= Anna Källén =

Swedish archaeologist and critical heritage theorist

Anna Källén (born 18 November 1973) is a Swedish archaeologist and critical heritage theorist. As of 2024 she is professor and chair of Museology at the Department of Culture and Media Studies at Umeå University. Previously affiliated to Stockholm University, Källén is known for her work in the fields of archaeology, cultural history and cultural studies, and ancient DNA research.

== Academic career ==
As a student of archaeology, Källén began working in Southeast Asia in the mid-1990s. Her 2004 dissertation from Uppsala University was based on archaeological excavations in the site Lao Pako in Laos. Källén's work in Laos and other Southeast Asian countries drew her towards questions about the uses and appropriations of archaeological heritage in contemporary societies. After completing her PhD, Källén moved to Stockholm University, where she pursued postdoctoral research in critical heritage studies. In 2023, Källén was appointed Professor and Chair of Museology at Umeå University.

== Research ==
Källén's research is located at the intersections of archaeology, cultural studies and critical heritage studies. Identifying with post-processual archaeology, she challenges the idea of archaeology as an "objective" science and instead stresses the historical contingency of archaeological knowledge production.

In books like Stones Standing: Archaeology, Colonialism and Ecotourism in Northern Laos (2015) and articles like "Hintang and the Dilemma of Benevolence" (2012), Källén explores the relations between heritage, colonialism and hegemonic power.
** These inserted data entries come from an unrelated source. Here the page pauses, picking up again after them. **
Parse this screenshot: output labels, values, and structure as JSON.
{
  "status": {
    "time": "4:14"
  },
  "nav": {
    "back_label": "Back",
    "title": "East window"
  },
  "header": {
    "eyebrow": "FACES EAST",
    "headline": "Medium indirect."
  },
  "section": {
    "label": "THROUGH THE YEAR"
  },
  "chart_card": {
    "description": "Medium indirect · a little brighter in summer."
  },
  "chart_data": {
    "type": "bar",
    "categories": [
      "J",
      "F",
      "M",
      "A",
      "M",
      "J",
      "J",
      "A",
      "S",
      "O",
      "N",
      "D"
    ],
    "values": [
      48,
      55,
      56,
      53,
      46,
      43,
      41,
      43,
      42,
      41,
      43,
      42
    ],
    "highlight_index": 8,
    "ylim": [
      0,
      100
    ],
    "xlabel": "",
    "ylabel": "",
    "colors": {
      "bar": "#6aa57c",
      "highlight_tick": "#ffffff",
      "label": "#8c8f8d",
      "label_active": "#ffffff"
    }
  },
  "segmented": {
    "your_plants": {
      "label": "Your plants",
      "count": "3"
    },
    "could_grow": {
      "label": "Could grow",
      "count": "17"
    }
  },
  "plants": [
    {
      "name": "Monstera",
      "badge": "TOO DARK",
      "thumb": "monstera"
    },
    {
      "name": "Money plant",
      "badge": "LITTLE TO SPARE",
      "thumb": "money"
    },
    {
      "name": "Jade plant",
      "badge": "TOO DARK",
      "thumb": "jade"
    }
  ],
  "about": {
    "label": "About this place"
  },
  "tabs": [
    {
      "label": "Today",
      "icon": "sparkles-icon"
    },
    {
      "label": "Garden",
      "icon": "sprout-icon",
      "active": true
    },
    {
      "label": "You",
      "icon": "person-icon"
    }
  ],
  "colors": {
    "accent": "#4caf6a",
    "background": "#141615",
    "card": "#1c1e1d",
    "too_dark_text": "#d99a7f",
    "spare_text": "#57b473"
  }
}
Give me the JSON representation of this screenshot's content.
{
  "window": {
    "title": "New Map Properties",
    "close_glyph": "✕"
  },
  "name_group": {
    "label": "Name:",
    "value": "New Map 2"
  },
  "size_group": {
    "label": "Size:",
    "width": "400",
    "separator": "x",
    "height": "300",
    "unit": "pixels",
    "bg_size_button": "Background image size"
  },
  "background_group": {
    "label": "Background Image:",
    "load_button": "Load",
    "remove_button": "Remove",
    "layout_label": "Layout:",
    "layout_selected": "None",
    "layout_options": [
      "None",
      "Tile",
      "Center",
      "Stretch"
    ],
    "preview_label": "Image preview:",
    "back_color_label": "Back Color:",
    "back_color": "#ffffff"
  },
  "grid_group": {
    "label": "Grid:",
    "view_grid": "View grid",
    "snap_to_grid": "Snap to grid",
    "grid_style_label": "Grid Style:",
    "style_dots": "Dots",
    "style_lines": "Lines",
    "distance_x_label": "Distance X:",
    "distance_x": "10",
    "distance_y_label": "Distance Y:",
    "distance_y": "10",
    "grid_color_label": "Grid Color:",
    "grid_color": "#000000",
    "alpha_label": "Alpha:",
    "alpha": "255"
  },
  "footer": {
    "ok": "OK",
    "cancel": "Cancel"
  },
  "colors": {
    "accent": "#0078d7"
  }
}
She is particularly interested in how lingering social and political structures from 19th and early-20th century European imperialism continue to inform present-day heritage practices, often reproducing colonialist and orientalist notions of time, history and race. Theoretically, Källén is inspired by postcolonial theory as well as feminist scholars like Donna Haraway.

In The Archaeologist In-Between: Olov Janse 1892–1985 (2021), Källén and archaeologist Johan Hegardt investigates the life and work of Olov Janse, a Swedish archaeologist whose collections from excavations in French Indochina during the 1930s have long been displayed at Östasiatiska muséet in Stockholm.

From 2018 onwards, Källén has pursued critical research about the field of ancient DNA studies. As Källén and historian of ideas Daniel Strand suggest in their introduction to the volume Critical Perspectives on Ancient DNA (2024), DNA does not offer a source of objective truth about the past. Questioning the positivist notion of DNA as a "passive artifact of the past, just waiting to be uncovered by cutting-edge scientists", they argue that scientists must use socially constructed names, labels, categories and narratives to create and communicate meaningful stories.

In 2025, Källén published The Trouble with Ancient DNA: Telling Stories of the Past with Genomic Science. In the book, she scrutinizes the storytelling techniques which underpin ancient DNA research and argues that the narratives produced by archaeogenetics are closely interwoven with contemporary political agendas and cultural conceptions of race and identity.

== Selected publications ==
- Källén, Anna (1999). "Lao Pako"

- European Association of Southeast Asian Archaeologists (2003). "Fishbones and glittering emblems: Southeast Asian archaeology 2002"

- And Through Flows the River: Archaeology and the Pasts of Lao Pako (PhD dissertation), 2004. Uppsala: Uppsala University.

- Stones Standing: Archaeology, Colonialism and Ecotourism in Northern Laos. UCL Critical Heritage Studies Series, 2015. Walnut Creek: Left Coast Press.

- "The Invisible Archaeologist: Letters from the UNESCO secretariat 1946–1947". Journal of Social Archaeology, 14:3, 2014.

- The Trouble with Ancient DNA: Telling Stories of the Past with Genomic Science (2025). Chicago: The University of Chicago Press.